Detroit’s historic bankruptcy filing this week gives us all pause for thought.  The blogosphere has no shortage of opinions on why the city had to resort to such a drastic action.  People blame unions, auto manufacturers, the one or two percent of highest earners, even the federal government.

Most who have had responsibility for an organization or two recognize that the blame falls squarely on management.  One could argue that the voters who put management in place shoulder a good deal of the blame but there is little evidence that choosing one way or another at the voting booth would have altered this outcome materially.
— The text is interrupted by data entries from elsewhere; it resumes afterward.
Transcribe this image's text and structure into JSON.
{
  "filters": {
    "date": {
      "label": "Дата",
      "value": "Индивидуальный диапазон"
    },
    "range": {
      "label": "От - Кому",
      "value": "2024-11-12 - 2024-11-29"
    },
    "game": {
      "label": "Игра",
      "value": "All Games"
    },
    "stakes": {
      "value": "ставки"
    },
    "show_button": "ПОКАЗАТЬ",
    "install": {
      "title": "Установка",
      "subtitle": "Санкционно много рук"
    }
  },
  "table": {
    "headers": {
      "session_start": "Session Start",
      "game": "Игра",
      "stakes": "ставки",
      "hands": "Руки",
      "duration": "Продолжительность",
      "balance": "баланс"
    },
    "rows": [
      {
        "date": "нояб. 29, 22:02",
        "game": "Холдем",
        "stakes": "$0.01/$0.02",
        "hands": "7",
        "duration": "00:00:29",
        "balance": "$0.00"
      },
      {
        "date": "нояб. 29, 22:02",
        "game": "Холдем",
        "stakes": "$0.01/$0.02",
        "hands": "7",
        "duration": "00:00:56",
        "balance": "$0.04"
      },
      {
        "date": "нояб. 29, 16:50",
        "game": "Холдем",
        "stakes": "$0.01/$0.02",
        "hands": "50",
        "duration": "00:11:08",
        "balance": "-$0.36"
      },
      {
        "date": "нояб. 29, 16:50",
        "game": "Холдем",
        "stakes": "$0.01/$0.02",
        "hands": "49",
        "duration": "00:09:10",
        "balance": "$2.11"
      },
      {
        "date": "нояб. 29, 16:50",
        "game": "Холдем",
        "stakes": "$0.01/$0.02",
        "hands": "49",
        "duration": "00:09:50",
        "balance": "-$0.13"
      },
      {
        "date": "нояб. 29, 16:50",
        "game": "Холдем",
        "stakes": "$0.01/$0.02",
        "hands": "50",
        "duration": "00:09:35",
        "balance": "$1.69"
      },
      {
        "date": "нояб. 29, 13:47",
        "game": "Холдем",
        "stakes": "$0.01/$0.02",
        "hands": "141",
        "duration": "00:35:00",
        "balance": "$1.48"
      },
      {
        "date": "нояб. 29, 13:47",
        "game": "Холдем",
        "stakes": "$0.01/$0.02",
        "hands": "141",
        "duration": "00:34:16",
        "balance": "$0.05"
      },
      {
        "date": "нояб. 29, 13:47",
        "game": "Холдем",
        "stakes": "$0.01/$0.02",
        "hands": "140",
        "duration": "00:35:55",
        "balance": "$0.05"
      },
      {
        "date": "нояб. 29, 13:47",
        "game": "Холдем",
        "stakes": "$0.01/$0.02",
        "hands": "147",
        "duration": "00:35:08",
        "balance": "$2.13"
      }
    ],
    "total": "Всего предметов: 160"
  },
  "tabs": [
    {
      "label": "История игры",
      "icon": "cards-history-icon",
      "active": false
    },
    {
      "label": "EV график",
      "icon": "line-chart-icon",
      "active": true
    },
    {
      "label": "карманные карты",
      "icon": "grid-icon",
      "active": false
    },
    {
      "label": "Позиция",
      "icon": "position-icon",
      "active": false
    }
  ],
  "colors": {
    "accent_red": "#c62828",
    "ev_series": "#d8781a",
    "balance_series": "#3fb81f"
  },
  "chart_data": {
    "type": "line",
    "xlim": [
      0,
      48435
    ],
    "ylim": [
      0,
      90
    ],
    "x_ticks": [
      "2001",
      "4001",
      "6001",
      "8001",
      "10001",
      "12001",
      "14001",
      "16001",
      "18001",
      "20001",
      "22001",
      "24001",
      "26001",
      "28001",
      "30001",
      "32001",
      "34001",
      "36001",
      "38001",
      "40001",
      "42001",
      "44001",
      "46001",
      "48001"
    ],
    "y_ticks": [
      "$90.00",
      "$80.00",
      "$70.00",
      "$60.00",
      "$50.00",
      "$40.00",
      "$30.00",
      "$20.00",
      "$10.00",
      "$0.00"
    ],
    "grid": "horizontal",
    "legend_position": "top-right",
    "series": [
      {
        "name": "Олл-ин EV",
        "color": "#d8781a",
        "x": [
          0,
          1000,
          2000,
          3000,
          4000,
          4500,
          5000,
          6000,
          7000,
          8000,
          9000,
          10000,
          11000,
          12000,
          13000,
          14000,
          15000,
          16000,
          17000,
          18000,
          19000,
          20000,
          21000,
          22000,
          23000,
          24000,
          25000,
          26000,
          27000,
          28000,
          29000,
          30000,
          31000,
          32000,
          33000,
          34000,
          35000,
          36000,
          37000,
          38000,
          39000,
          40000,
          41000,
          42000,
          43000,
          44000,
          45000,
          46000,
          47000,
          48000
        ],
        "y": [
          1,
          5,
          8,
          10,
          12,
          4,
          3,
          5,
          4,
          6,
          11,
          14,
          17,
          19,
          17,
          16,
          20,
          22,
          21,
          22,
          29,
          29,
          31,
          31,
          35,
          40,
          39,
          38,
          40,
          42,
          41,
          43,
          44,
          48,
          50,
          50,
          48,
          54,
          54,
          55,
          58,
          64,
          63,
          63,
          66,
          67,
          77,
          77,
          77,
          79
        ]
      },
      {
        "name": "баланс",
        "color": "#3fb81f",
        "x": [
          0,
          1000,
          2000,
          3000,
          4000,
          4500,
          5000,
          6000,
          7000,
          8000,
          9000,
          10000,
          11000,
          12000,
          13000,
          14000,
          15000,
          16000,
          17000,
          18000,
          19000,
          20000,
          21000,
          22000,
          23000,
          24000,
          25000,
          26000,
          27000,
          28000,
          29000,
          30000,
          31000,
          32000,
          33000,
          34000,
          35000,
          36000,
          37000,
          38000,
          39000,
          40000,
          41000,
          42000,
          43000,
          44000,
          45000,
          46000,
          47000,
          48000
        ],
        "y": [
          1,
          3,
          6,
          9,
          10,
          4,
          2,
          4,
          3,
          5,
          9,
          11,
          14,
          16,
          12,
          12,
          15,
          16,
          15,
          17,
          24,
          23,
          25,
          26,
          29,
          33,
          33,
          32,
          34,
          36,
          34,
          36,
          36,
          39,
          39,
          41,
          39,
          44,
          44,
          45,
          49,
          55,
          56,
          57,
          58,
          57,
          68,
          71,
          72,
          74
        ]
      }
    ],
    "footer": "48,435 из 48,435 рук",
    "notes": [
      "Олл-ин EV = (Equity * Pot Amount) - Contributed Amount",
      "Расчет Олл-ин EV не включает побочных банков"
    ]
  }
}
Here’s a chart that symbolizes the challenges of managing Detroit.  Detroit population  It is based on US Census Data and is in a PowerPoint format.  The first half of the 20th century saw a meteoric rise in its population, first with the growth of the auto industry and then in the 1940s when the needs of the war department commandeered all of that industrial capacity.  The fifties and sixties were prosperous in the region but those who could afford to relocated to the burgeoning suburbs.  Twin energy crises of the 1970s leveled a major blow to the auto industry, shrinking population all the more, with another bout of that same malady occurring between 2000 and 2010.

The decline that began in the 1950s became a rout.  Government was always a step behind.

What can we learn from this when it comes to managing higher education?  I believe plenty.  We have already seen how an economic downturn affects the family’s willingness and ability to pay.  Increasing levels of debt are an uncomfortable truth that haunts the industry.  And the modern day equivalent to the flight to the suburbs could be the growth of non-traditional programs, online offerings, community colleges and the MOOC.

The question I wish could be asked of those who were in charge of Detroit in the 1950s is whether they understood why the city was beginning its decline.  I do not have an exhaustive set of data on this but it would seem that the 20 year period from 1950 to 1970 should have been instructive to city planners.  Perhaps they thought that industrial expansion would save the city, relying on tax receipts from growing businesses while the residential population declined.  Maybe they were too consumed with trying to take care of what appears to be a decline in economic prosperity of residents during that time.  The state or federal government may have been a source of greater support to stem the tide of a declining tax base.

By the end of the 1960s the decline in population had become a race for the exit.  Riots in the later 1960s followed by the lost decade of the 1970s had to be too much for the city to bear.  And so it went.

Am I suggesting that higher ed is in the equivalent of Detroit in the 1950s?  I don’t see this as universally true but, in some quarters or segments, it could be.  As a group, smaller, private institutions are struggling to contend with declines in traditional enrollments.  Larger institutions, offering greater amenities and program breadth, are hard to compete with, particularly when higher prices seem to correlate with a more significant campus.  Then, even if the net price is higher for the larger institution, the amount of grant money, given in the form of flattery, becomes very attractive to the incoming student and his or her proud parents.

And healthier institutions are not sitting still.

I attended a church strategic planning session this past week and found the ending comment by the facilitator to be spot on.  A church begins with a vision, followed by enthusiastic growth, meeting of people’s spiritual, physical and social needs, the addition of ministry-related programs and, finally, a more significant organizational structure – and a building.  It declines in much the same way when vision goes away and the support for each component erodes.  A dying church only has its structure – or a building – to represent what it once was.

The challenge for churches that are in the last days of their existence is to avoid the desire to return to the past.  That is, rather than attempting to go backward by re-adding formerly robust programs and then attempting to meet people’s needs, the rebirth of a church requires beginning with a new vision.  The Bible says that without a vision, the people perish.  An interpretation of that is that a visionless institution leads to anarchy.  Not a pretty picture and certainly an unsustainable approach to growth.

I thus conclude this with the encouragement for a higher ed institution to honestly assess its current performance within the context of the market.  Are you growing?  If so, the vision should reflect that and identify strategies that fill in the created gaps created by growth.  Have you struggled?  Don’t feel compelled to create a vision that is unattainable or overly optimistic.

Establish a realistic, measurable vision that allows for reasonable goal-setting.  Supporting strategies should accommodate the emerging trends of higher education, including adult learners, online course offerings, accelerated calendars for traditional students, the institution of popular programs and the physical needs of the institution.  And don’t forget to invest in the people who will be carrying out this process.  They need support and development to achieve even the most reasonable goals.  Program review is also needed so that those programs that are lagging are either adjusted or jettisoned to make room for more defensible ones.  Set milestone goals to be achieved each year and hold yourself to them by making people accountable for their piece of the plan.  This is hard work and may not look as wonderful as what has been prepared in the past. It’s not about egos.

In the end, we don’t want others to look back at this time in our institutional history and conclude that this or that obvious trend was obviously ignored.  It is a time for a new vision, for bold strategies, for accountability and for results.